1950s
He was the son of St Louis dentist, who took up the trumpet at age 13. He became obsessed with the music of Charlie Parker, and on moving to New York, still a teenager, he followed the saxophonist from club to club - eventually rooming with him and deputizing for Dizzy Gillespie in Parker's quintet. At the beginning, he didn't sound like an ideal bop player. He frequently missed notes, had faulty intonation and was uncomfortable with fast tempos. Temperamentally he was a different kind of trumpet player, an artist who could hear an as-yet unformed jazz in which improvisation depended on subtleties of tone and timing. These would deepen its emotional appeal and eventually hypnotize the jazz world. The trumpeter, you've probably guessed by now, was Miles Davis.
Towards the end of the forties, the unrest and excitement of bop were more and more replaced by a tendency towards calm and smoothness. This trend first became apparent in the playing of trumpeter Miles Davis. As an 18-year old, he played with Charlie Parker's Quintet of 1945 in the so-called 'nervous' style of Dizzy Gillespie. A little later, however he began to 'blow' in a relaxed and 'cool' manner.
This trend also showed up in the piano improvisations of John Lewis who travelled with Gillespie's band to Paris in 1948, and in the arrangements Tadd Dameron wrote in the second half of the forties for Gillespie's same big band.
Miles Davis's trumpet solos of 1947 with Charlie Parker, such as Chasin' the Bird, or John Lewis's solo in Dizzy Gillespie's Round Midnight - are the first 'cool' solos in jazz history.
So, with these three musicians: Miles Davis, John Lewis and Tad Dameron - the style known as 'cool jazz' begins.
The concept of 'cool' dominated all jazz in the first half of the fifties. But it is notable that it found its most valid and representative expression at the moment almost coincidental with its origin - in the famed recordings of the Miles Davis Orchestra which was done for the Capitol label in 1949 and 1950. Arranged by Gil Evans, the tracks that this subtle, spacious band cut became known as the Birth of the Cool.
Of course, Miles Davis wasn't the only musician who inspired the cool school.
Lenny Tristano, a blind Chicago pianist was a tough single-minded musician who resembled Davis only in that he disliked the clichéd chords of Tin Pan Alley. He valued the melody line above all and was puritanical about flashy effects, blues clichés, strivings for freak notes and other safe bets that infested swing and some variations of bop.
While young musicians tried to emulate Parker's saxophone, Tristano's pupils tried to sound like pianists - even if they played sax - spinning long, impassive lines way out over the old bar-line breaks, twisting, weaving and doubling back, but rarely shifting in volume above a steady murmur. Drummers and bassists were timekeepers - none of the clattering interventions of Max Roach or Kenny Clark.
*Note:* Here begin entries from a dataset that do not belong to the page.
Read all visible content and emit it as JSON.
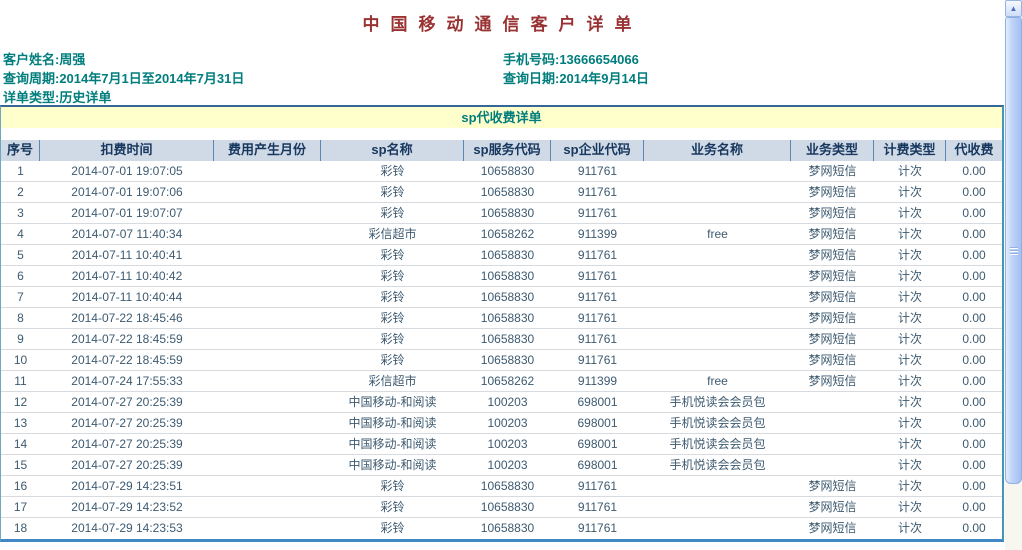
{
  "header": {
    "title": "中国移动通信客户详单"
  },
  "info": {
    "rows": [
      {
        "left": "客户姓名:周强",
        "right": "手机号码:13666654066"
      },
      {
        "left": "查询周期:2014年7月1日至2014年7月31日",
        "right": "查询日期:2014年9月14日"
      },
      {
        "left": "详单类型:历史详单",
        "right": ""
      }
    ]
  },
  "section": {
    "title": "sp代收费详单"
  },
  "table": {
    "headers": [
      "序号",
      "扣费时间",
      "费用产生月份",
      "sp名称",
      "sp服务代码",
      "sp企业代码",
      "业务名称",
      "业务类型",
      "计费类型",
      "代收费"
    ],
    "rows": [
      [
        "1",
        "2014-07-01 19:07:05",
        "",
        "彩铃",
        "10658830",
        "911761",
        "",
        "梦网短信",
        "计次",
        "0.00"
      ],
      [
        "2",
        "2014-07-01 19:07:06",
        "",
        "彩铃",
        "10658830",
        "911761",
        "",
        "梦网短信",
        "计次",
        "0.00"
      ],
      [
        "3",
        "2014-07-01 19:07:07",
        "",
        "彩铃",
        "10658830",
        "911761",
        "",
        "梦网短信",
        "计次",
        "0.00"
      ],
      [
        "4",
        "2014-07-07 11:40:34",
        "",
        "彩信超市",
        "10658262",
        "911399",
        "free",
        "梦网短信",
        "计次",
        "0.00"
      ],
      [
        "5",
        "2014-07-11 10:40:41",
        "",
        "彩铃",
        "10658830",
        "911761",
        "",
        "梦网短信",
        "计次",
        "0.00"
      ],
      [
        "6",
        "2014-07-11 10:40:42",
        "",
        "彩铃",
        "10658830",
        "911761",
        "",
        "梦网短信",
        "计次",
        "0.00"
      ],
      [
        "7",
        "2014-07-11 10:40:44",
        "",
        "彩铃",
        "10658830",
        "911761",
        "",
        "梦网短信",
        "计次",
        "0.00"
      ],
      [
        "8",
        "2014-07-22 18:45:46",
        "",
        "彩铃",
        "10658830",
        "911761",
        "",
        "梦网短信",
        "计次",
        "0.00"
      ],
      [
        "9",
        "2014-07-22 18:45:59",
        "",
        "彩铃",
        "10658830",
        "911761",
        "",
        "梦网短信",
        "计次",
        "0.00"
      ],
      [
        "10",
        "2014-07-22 18:45:59",
        "",
        "彩铃",
        "10658830",
        "911761",
        "",
        "梦网短信",
        "计次",
        "0.00"
      ],
      [
        "11",
        "2014-07-24 17:55:33",
        "",
        "彩信超市",
        "10658262",
        "911399",
        "free",
        "梦网短信",
        "计次",
        "0.00"
      ],
      [
        "12",
        "2014-07-27 20:25:39",
        "",
        "中国移动-和阅读",
        "100203",
        "698001",
        "手机悦读会会员包",
        "",
        "计次",
        "0.00"
      ],
      [
        "13",
        "2014-07-27 20:25:39",
        "",
        "中国移动-和阅读",
        "100203",
        "698001",
        "手机悦读会会员包",
        "",
        "计次",
        "0.00"
      ],
      [
        "14",
        "2014-07-27 20:25:39",
        "",
        "中国移动-和阅读",
        "100203",
        "698001",
        "手机悦读会会员包",
        "",
        "计次",
        "0.00"
      ],
      [
        "15",
        "2014-07-27 20:25:39",
        "",
        "中国移动-和阅读",
        "100203",
        "698001",
        "手机悦读会会员包",
        "",
        "计次",
        "0.00"
      ],
      [
        "16",
        "2014-07-29 14:23:51",
        "",
        "彩铃",
        "10658830",
        "911761",
        "",
        "梦网短信",
        "计次",
        "0.00"
      ],
      [
        "17",
        "2014-07-29 14:23:52",
        "",
        "彩铃",
        "10658830",
        "911761",
        "",
        "梦网短信",
        "计次",
        "0.00"
      ],
      [
        "18",
        "2014-07-29 14:23:53",
        "",
        "彩铃",
        "10658830",
        "911761",
        "",
        "梦网短信",
        "计次",
        "0.00"
      ]
    ]
  },
  "scrollbar": {
    "up_arrow": "▲"
  },
  "colors": {
    "title_text": "#993333",
    "info_text": "#007d7d",
    "section_bg": "#ffffcc",
    "header_bg": "#cfdae6",
    "header_text": "#17375e",
    "table_border_top": "#336699",
    "table_border_bottom": "#3f87c5",
    "row_text": "#3d5a70"
  }
}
Tristano's music was too cerebral for some. But by moving away from song forms, the pianist anticipated a free-jazz movement that was to only become public knowledge ten years later.
Tristano's subdued melodics and Davis's gleaming harmonies were the essence of cool.
But the cool sound is usually identified with music made on the US West Coast at that time - much which wasn't cool at all,even though it revealed a scholarly interest in formal musical experiments and conservatoire devices.
There's Dave Brubeck's band which made exotic experiments with European classical forms, and time signatures complex even by jazz standards.
Gerry Mulligan (who played with Davis's Orchestra) and Chet Baker performed a quietly conversational kind of bebop without a piano. This band's balletic, airy jazz became the sound most associated with cool jazz. Their fashionable sound also encouraged one of the most long-lived and popular jazz groups on the East Coast.
The Modern Jazz Quartet was creating its own intimate atmosphere - but with a unique combination of baroque European music and blues.
There was a great deal of action in cool jazz. And not all the musicians fit into the coolness of Mulligan and Baker. Art Pepper and Frank Morgan with their fragmented phrasings were still as impassioned as Parker. Shorty Rogers, Hampton Hawes and Dexter Gordon - all led bands that played the hottest of cool jazz.
But, the centre of them all was still Miles Davis. For the next two decades he was to blend both hot and cool, both in his playing and with his bands. And though he had done a lot to to launch the fashion of cool music... he's very much part of the reaction which followed.